By Ally Mark
On a Tuesday night weeks ago, a shooting spree in three Atlanta metro area spas left 8 people dead, 6 of whom were Asian women.
The FBI, assisting local police on this case, cannot confirm whether the attack was a hate crime. Local officials reported the suspect in custody claimed to have a “sexual addiction” and was not racially motivated.
This is outrageous. Our community knows these assertions to be completely, utterly false. Once again, this country’s law enforcement betrays their minimization of the Asian American experience. They are demonstrating exactly how the racism against our community is so deeply ingrained that it isn’t recognized as a violent intersection of gender and race.
But we cannot afford to ignore the history of misogyny against, and alt-right fetishization of, Asian women. How Asian women are exoticized, sexualized, and historically so stereotyped as prostitutes that it was codified in the Page Act of 1875.
In light of the continuing, vicious violence perpetrated against Asian Americans, we must condemn white supremacy, demand accountability and justice, and fight for change.
This explosion in anti-Asian hate crimes began with the covid-19 pandemic. Like many other aspects of the pandemic, we are only recently beginning to reckon with the consequences. But, in the past year, the Asian American community faced a 150% spike in racially-motivated hate crimes, a trend so intense that even the United Nations raised the alarm. A reporting center, Stop AAPI Hate, quickly sprung up last summer to document almost 3,800 incidents nationwide.
The backlash is always harshest for the most vulnerable: women and the elderly. From liberal coastal cities to deep red Middle America, the choices of targets betray the cowardice and fear underpinning this anti-Asian ire:
84-year-old Vicha Ratanapakdee, killed after being shoved harshly to the ground in San Francisco. An 89-year-old woman in Brooklyn, New York City, slapped and set on fire. Now, a misogynistic attack on women in Georgia, working in a setting traditionally maligned — unfairly, often — as seedy and distasteful.
For many Asian Americans, this violent backlash lies squarely within the climate of amplified racism from the last five years. It’s the only logical conclusion. The FBI even warned, early on in the pandemic, about a potential surge in anti-Asian violence. However, nowhere in their report did they name the former president’s racist rhetoric as a factor in emboldening such hatred.
Looking back historically, though, the rise in anti-Asian sentiment is even more obvious. Asians (like other minorities) were scapegoated as dirty disease-carriers and forced into ethnic enclaves. Systemic anti-Asian violence traces back to age-old all-American xenophobia, expressed in our oldest, most racist immigration laws. In that sense, it’s clearly linked to the same strain of right-wing white nationalism that violently erupted against Black Lives Matter protesters and put children in cages at the southern border.
Still, that history is complicated. The Asian American community is a relatively new identifier that not all Asian Americans feel equally or wholly represented by. Systemic racism and structural violence has been inflicted against Asian Americans differently from that which is perpetrated against Black or Indigenous communities.
Asians are positioned in so many spaces as a racial in-between, so we get lost in America’s overly broad, simplistic racial narrative. We are excluded and forced to accept the “forever foreigner” label, masking any differences between Asian ethnicities.
But the lack of national cultural attention is now a real-life danger. That was made painfully clear by how slow mainstream media was to pick up on the anti-Asian violence story and how resigned Asians were to this lack of awareness. Assailants harass and attack Asian Americans, protected by the mutual understanding that Asian issues seldom make it to national news.
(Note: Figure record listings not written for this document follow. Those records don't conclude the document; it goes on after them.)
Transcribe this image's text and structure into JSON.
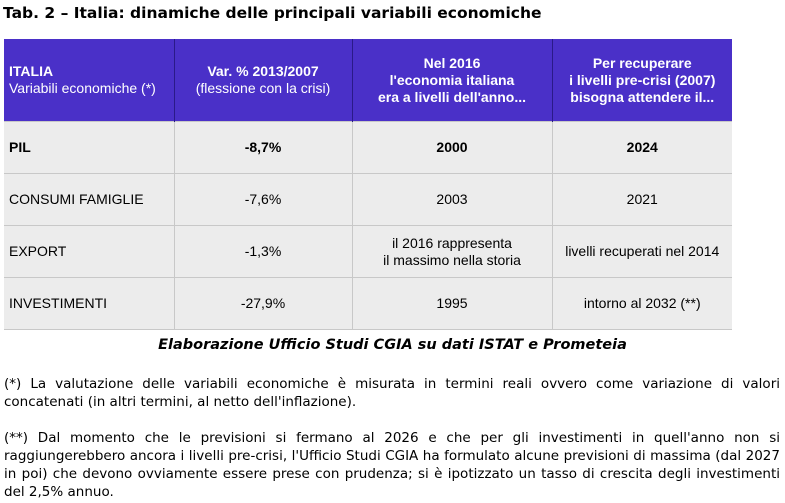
{
  "title": "Tab. 2 – Italia: dinamiche delle principali variabili economiche",
  "table": {
    "headers": [
      {
        "main": "ITALIA",
        "sub": "Variabili economiche (*)"
      },
      {
        "main": "Var. % 2013/2007",
        "sub": "(flessione con la crisi)"
      },
      {
        "lines": [
          "Nel 2016",
          "l'economia italiana",
          "era a livelli dell'anno..."
        ]
      },
      {
        "lines": [
          "Per recuperare",
          "i livelli pre-crisi (2007)",
          "bisogna attendere il..."
        ]
      }
    ],
    "rows": [
      {
        "cells": [
          "PIL",
          "-8,7%",
          "2000",
          "2024"
        ]
      },
      {
        "cells": [
          "CONSUMI FAMIGLIE",
          "-7,6%",
          "2003",
          "2021"
        ]
      },
      {
        "cells": [
          "EXPORT",
          "-1,3%",
          "il 2016 rappresenta",
          "livelli recuperati nel 2014"
        ],
        "cell3_line2": "il massimo nella storia"
      },
      {
        "cells": [
          "INVESTIMENTI",
          "-27,9%",
          "1995",
          "intorno al 2032 (**)"
        ]
      }
    ]
  },
  "caption": "Elaborazione Ufficio Studi CGIA su dati ISTAT e Prometeia",
  "notes": [
    "(*) La valutazione delle variabili economiche è misurata in termini reali ovvero come variazione di valori concatenati (in altri termini, al netto dell'inflazione).",
    "(**) Dal momento che le previsioni si fermano al 2026 e che per gli investimenti in quell'anno non si raggiungerebbero ancora i livelli pre-crisi, l'Ufficio Studi CGIA ha formulato alcune previsioni di massima (dal 2027 in poi) che devono ovviamente essere prese con prudenza; si è ipotizzato un tasso di crescita degli investimenti del 2,5% annuo."
  ]
}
With so little visibility and so much intra-group diversity, the Asian American community continually struggles with forging a united story, even amid this violence. But where there is fear and confusion, there is opportunity. Opportunity to build stronger coalitions across ethnic and racial groups and come out of this stronger and more resilient than ever.
Last December, an Asian American teen in Pennsylvania was shot and killed by local police as he suffered from a mental health episode. While not directly linked to the rise in anti-Asian violence, the injustice of Christian Hall’s death rallied together a multiracial coalition of activists. Hall’s family is even being represented by Ben Crump, the same lawyer fighting for George Floyd’s family. These alliances show us the way forward — together, in solidarity — and give us the opportunity to share our distinct stories and be known.
With the Black Lives Matter protests last summer, America finally seems ready to engage in another racial reckoning. But with the covid-19 pandemic, Asian Americans have the chance to find a voice and be part of this long-overdue conversation over our country’s deeply painful racist past. Not as an in-between, but in coalition, as an ally, with other communities of color fighting for justice and recognition.